The first step is to configure an OIDC identity provider – Okta, Azure AD, Google Workspace, or any compatible service. Each AI‑driven job receives a short‑lived token that identifies the job’s service account. The token is never exchanged for the database password; hoop.dev validates it and maps the identity to a minimal PostgreSQL role that only allows the operations required for the task. This mapping satisfies the “who can start” question without granting the job blanket access.

The data path: hoop.dev as the only enforcement point

All traffic from the LLM to PostgreSQL passes through hoop.dev. Because the gateway terminates the client connection, it becomes the sole place where request inspection can happen. hoop.dev reads the PostgreSQL wire protocol, extracts the SQL statement, and runs it through the policy engine before forwarding it to the database. The database never sees the original client, only the proxy, which means every command is subject to the same checks regardless of where it originates.

Enforcement outcomes

  • hoop.dev masks sensitive fields in query results, ensuring that credit‑card numbers or personal identifiers never reach the model.
  • hoop.dev requires a just‑in‑time approval step for statements that match a risky pattern, such as DROP TABLE or ALTER USER.
  • hoop.dev records each session, capturing the full request and response stream for replay and audit.
  • hoop.dev blocks commands that match a deny‑list, preventing accidental data deletion or schema changes.
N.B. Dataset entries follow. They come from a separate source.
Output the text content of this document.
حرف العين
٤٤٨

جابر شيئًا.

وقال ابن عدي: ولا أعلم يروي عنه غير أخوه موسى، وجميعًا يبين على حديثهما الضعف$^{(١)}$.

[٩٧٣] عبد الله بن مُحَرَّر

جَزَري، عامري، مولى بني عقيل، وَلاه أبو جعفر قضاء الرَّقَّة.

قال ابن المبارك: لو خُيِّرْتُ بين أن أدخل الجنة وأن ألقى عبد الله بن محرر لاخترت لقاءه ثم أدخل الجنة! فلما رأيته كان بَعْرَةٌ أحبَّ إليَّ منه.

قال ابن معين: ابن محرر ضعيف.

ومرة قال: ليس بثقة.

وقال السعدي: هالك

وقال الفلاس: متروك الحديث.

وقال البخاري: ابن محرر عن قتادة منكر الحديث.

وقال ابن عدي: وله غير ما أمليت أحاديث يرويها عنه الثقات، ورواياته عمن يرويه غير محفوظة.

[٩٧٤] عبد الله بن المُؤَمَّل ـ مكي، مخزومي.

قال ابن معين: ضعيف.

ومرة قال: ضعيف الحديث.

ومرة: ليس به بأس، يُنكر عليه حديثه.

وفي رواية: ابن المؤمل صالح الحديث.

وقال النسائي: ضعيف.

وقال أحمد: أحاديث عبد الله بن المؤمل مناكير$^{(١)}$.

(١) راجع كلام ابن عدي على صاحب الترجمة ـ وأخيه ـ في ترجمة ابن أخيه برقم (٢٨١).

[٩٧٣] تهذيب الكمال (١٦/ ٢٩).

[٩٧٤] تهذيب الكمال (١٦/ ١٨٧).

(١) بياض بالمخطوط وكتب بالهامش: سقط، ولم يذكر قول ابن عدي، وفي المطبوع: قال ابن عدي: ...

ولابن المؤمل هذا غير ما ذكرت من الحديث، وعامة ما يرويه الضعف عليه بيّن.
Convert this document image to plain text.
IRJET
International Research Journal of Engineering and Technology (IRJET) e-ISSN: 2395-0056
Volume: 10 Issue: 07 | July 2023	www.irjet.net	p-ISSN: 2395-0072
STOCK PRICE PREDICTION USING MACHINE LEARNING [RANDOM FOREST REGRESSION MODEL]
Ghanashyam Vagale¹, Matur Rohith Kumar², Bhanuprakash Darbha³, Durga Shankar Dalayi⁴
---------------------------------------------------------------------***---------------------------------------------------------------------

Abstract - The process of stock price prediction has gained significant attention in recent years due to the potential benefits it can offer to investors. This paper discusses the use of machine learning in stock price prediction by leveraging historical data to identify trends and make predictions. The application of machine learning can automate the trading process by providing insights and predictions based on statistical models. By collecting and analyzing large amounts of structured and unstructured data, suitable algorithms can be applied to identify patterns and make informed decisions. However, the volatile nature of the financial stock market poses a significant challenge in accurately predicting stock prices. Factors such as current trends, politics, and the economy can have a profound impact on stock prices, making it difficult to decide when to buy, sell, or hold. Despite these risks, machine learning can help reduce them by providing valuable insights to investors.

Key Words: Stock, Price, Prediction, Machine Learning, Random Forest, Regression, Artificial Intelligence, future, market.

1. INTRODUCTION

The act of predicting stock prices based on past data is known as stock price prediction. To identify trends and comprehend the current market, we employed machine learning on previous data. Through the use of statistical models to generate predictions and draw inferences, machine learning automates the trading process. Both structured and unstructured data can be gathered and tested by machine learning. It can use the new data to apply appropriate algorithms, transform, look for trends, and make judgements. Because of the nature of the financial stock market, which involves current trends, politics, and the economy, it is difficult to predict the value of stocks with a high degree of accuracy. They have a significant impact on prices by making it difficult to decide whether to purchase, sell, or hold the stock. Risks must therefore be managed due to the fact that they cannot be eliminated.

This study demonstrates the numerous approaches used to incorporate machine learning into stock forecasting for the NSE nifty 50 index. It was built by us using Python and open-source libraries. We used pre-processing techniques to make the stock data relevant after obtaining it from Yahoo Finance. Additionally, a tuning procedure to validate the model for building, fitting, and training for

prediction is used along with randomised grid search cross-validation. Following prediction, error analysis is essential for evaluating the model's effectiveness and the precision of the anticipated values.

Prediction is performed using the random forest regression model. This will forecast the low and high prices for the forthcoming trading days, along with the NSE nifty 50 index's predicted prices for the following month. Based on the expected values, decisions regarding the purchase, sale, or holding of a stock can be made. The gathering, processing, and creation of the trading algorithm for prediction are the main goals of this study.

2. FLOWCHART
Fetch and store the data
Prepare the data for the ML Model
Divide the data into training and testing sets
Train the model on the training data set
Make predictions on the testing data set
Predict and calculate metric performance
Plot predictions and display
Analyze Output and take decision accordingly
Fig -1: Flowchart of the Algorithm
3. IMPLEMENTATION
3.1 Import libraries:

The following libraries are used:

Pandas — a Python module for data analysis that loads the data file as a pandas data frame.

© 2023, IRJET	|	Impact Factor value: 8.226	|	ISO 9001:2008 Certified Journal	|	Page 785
For a step‑by‑step walkthrough, see the getting‑started guide and the broader feature documentation at hoop.dev/learn. The complete source code and contribution guide are available on GitHub.

Common pitfalls to avoid

Do not store static PostgreSQL passwords in environment variables that the LLM can read. Static secrets bypass the gateway and make it impossible to rotate credentials without downtime. Similarly, avoid assigning the AI service account a role that includes superuser privileges; the gateway can only block what it sees, it cannot undo a privileged command that has already been executed. Finally, remember to enable JIT approval for any DDL operation – without it, a single malformed prompt could alter the schema and affect downstream applications.

FAQ

Can hoop.dev protect data at rest?

No. hoop.dev secures data in motion by inspecting queries and responses. Encryption of data at rest is handled by PostgreSQL and the underlying storage layer.

Does hoop.dev replace existing IAM policies?

It complements them. Traditional IAM decides who may obtain a token, while hoop.dev enforces additional runtime checks on every request that passes through the gateway.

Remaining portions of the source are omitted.